The data sheet and the video says that the latex will be ready for a second coat in three to four hours. But the reality I have found is that it is taking 36 hours for the stuff to dry. I am within the temperature range, but it is just not drying. Perhaps the humidity is to blame, but while I can control internal temperatures to a degree, I can't control the outside atmospheric humidity.

The result is that the roll of tape which is embedded into the latex, on top of the corners, to ensure that the whole room remains watertight, has kept peeling away. I paint the latex on, press the pre-cut, 12 centimeter wide blue tape into the sticky material and then as I reach one end of the tape, I watch as the other ends starts to peel away.

Eventually I found that by painting the wall or floor, and then the back of the tape as well, made it stick a little better, but certainly it is not as easy as the man on the video seems to make it. In addition, I also used weights or props to hold the tape in place until the latex dries. This means that what should have been a one, or two day job at the most, has in fact taken 7 days so far and I still have another day's work to finish it.

The Ceresit company, being German based, is originally from Datteln near Dortmund . What comes to mind is that immortal phrase from the German Blaupunkt TV advert, Vorsprung technik!

Saturday was when I finally cut down the damaged plum tree in the top orchard. My next door neighbour had told me I needed to cut it down around the 22nd of January, because that is when it is full moon. Another near neighbour told me last year that the best time to cut firewood is around the full moon too. There is a lot of local lore around what and when to do things in the gardens and orchards, but a quick Google search of "moon phase wood cutting" threw up an Austrian reference to firewood being best cut at the full moon. Not wishing to provoke Treebeard, or anyone else for that matter, I took their advice and cut down the two large limbs which had split away from the main trunk.

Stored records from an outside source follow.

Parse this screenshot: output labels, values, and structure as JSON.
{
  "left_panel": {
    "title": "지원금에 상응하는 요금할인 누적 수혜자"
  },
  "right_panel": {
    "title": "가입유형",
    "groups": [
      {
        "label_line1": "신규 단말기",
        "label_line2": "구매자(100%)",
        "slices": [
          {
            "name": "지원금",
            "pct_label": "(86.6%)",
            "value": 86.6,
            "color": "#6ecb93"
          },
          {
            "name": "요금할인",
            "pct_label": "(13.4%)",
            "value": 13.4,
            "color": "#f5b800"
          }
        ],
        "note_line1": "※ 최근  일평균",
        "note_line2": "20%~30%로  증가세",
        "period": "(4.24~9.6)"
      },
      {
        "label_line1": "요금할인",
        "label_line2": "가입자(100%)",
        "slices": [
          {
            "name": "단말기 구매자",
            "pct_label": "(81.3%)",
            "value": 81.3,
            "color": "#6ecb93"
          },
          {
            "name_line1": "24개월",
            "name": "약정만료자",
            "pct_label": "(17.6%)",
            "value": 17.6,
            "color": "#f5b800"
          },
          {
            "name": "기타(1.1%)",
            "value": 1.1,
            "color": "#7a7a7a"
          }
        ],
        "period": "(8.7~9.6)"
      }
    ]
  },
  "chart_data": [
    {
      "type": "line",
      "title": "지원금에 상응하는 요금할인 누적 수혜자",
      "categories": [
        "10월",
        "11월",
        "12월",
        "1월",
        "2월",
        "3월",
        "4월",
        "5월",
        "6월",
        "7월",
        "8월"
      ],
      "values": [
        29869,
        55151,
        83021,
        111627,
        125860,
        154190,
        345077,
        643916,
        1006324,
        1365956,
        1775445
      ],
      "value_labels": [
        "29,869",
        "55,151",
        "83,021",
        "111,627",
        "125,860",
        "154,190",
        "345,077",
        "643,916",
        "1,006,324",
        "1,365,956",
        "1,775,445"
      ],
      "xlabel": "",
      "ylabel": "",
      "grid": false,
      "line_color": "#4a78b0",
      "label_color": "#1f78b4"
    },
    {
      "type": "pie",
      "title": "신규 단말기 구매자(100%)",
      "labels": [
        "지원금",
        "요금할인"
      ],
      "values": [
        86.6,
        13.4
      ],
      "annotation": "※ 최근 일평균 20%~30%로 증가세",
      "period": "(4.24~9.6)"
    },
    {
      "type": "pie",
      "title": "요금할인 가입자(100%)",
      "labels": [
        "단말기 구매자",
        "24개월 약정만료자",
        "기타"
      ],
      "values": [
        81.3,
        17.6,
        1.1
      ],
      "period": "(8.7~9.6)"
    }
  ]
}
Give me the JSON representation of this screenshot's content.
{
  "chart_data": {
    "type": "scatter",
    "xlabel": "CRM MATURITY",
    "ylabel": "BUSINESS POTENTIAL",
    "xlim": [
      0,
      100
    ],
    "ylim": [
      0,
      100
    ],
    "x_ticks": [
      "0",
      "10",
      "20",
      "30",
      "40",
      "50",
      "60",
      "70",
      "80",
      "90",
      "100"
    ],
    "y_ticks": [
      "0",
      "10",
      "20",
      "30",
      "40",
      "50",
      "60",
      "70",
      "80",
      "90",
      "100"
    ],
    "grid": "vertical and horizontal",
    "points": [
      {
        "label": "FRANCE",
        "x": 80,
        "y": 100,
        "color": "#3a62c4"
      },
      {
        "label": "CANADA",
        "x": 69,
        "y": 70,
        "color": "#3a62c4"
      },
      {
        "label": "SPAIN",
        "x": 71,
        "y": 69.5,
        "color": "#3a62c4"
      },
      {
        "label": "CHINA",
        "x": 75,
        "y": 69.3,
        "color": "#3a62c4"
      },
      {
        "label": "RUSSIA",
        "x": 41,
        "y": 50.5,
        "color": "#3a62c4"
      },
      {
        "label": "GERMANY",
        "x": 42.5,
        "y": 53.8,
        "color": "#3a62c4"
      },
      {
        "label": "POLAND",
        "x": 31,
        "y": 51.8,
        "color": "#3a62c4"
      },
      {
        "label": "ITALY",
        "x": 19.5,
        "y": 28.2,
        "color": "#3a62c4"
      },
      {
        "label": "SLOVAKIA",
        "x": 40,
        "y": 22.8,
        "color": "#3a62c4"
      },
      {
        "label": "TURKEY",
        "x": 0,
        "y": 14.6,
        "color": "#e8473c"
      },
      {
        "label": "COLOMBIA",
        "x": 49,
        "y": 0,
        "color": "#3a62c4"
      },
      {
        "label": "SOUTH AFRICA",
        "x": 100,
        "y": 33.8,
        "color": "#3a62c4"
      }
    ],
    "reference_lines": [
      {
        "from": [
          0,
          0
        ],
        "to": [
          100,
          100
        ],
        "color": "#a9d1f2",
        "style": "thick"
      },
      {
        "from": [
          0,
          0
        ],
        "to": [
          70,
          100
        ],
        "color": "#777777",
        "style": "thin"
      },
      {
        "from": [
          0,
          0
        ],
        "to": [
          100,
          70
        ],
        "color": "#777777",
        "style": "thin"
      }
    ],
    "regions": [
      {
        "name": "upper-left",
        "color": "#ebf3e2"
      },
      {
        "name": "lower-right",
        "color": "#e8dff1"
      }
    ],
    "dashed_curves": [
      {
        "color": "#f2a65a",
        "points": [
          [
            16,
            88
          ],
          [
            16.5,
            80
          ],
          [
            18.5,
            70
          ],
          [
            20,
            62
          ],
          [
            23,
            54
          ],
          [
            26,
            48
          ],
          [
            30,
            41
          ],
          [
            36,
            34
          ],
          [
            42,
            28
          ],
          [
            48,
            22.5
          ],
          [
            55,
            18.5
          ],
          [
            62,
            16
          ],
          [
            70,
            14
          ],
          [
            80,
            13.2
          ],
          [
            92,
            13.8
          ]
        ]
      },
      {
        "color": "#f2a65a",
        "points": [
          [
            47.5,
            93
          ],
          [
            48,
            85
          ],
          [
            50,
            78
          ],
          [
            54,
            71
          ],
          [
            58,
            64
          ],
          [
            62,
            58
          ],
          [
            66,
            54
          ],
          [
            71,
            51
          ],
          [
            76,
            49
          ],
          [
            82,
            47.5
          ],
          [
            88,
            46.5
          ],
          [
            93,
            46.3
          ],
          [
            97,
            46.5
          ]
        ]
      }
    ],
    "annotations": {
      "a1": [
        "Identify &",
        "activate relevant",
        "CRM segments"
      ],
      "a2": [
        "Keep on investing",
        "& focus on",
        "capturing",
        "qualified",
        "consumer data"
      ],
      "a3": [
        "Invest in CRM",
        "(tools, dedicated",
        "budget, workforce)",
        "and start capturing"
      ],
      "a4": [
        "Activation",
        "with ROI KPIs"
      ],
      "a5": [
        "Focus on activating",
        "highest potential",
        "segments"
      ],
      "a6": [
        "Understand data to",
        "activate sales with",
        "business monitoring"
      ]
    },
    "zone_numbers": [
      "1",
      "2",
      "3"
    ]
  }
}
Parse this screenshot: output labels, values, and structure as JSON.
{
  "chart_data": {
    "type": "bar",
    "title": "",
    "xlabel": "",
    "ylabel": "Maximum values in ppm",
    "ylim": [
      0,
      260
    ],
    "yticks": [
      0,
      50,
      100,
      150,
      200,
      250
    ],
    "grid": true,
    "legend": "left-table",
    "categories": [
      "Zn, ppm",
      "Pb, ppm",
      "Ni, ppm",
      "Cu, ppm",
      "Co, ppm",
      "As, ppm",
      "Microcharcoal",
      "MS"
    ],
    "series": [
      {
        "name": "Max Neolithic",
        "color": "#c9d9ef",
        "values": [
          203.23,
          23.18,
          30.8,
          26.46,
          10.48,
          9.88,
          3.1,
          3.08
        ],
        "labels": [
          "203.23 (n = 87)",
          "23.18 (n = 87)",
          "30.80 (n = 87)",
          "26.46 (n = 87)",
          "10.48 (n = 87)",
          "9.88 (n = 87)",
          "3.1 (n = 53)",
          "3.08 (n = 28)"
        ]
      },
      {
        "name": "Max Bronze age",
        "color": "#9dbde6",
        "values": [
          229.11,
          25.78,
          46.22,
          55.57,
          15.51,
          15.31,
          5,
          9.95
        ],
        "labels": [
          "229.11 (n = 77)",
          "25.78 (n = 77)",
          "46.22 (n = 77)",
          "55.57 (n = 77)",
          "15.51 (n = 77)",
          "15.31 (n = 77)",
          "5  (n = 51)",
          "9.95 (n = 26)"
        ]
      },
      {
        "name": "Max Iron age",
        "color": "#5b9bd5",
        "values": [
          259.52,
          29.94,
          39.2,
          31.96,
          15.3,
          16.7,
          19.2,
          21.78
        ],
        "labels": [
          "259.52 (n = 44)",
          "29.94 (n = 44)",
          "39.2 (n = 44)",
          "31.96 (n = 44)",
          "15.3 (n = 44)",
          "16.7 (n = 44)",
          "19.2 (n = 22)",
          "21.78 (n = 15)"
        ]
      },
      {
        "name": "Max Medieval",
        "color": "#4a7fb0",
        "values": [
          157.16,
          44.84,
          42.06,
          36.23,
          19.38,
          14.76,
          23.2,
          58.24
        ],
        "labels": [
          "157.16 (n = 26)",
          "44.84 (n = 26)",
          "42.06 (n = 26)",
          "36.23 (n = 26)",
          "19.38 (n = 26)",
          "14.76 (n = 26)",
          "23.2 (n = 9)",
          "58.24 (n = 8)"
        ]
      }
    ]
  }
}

What I found was that they were going rotten from the centre. As I cut into the length of the trunks and to the furthest tip of the limbs, there were the tell tale dark marks in the centre of each branch where the canker has spread.

In one especially badly affected piece of timber, after I made the cut, movement caught my eye.

On closer inspection a small yellow caterpillar was actually emerging from a hole that was now exposed to the air.

With such a spread of disease, I suspect that the remaining trunk will also be affected too. I am not going to remove it at the moment, as it seemed very healthy last year, but I will make sure that the grafts I have taken are growing, so that I will have a replacement tree for when it eventually has to come down. In one sense it is a shame because the tree has been dripping with delicious yellow plums for the past two Springs that I have lived here. But on the other hand, the tree has been al;lowed to grow and do exactly what it has wanted to do, with no sign of pruning or control. There are water shoots that now have a circumference of 8 centimetres and the crown of the tree is a mass of crossed and interlocking branches. But it also provides a good deal of shelter to the orchard, and of course shade as well in summer.

There are a mass of branches that I now have to cut up. Any that are larger than two to three centimetres in diameter, I will be storing for firewood. The smaller branches and twigs will go on the bonfire.

Having downloaded the data from my weather station, this is a year on year line chart for January, showing the minimum temperatures:

It amply illustrates how cold it has been this week. 

At which point, I need to go an put some more wood on the fire!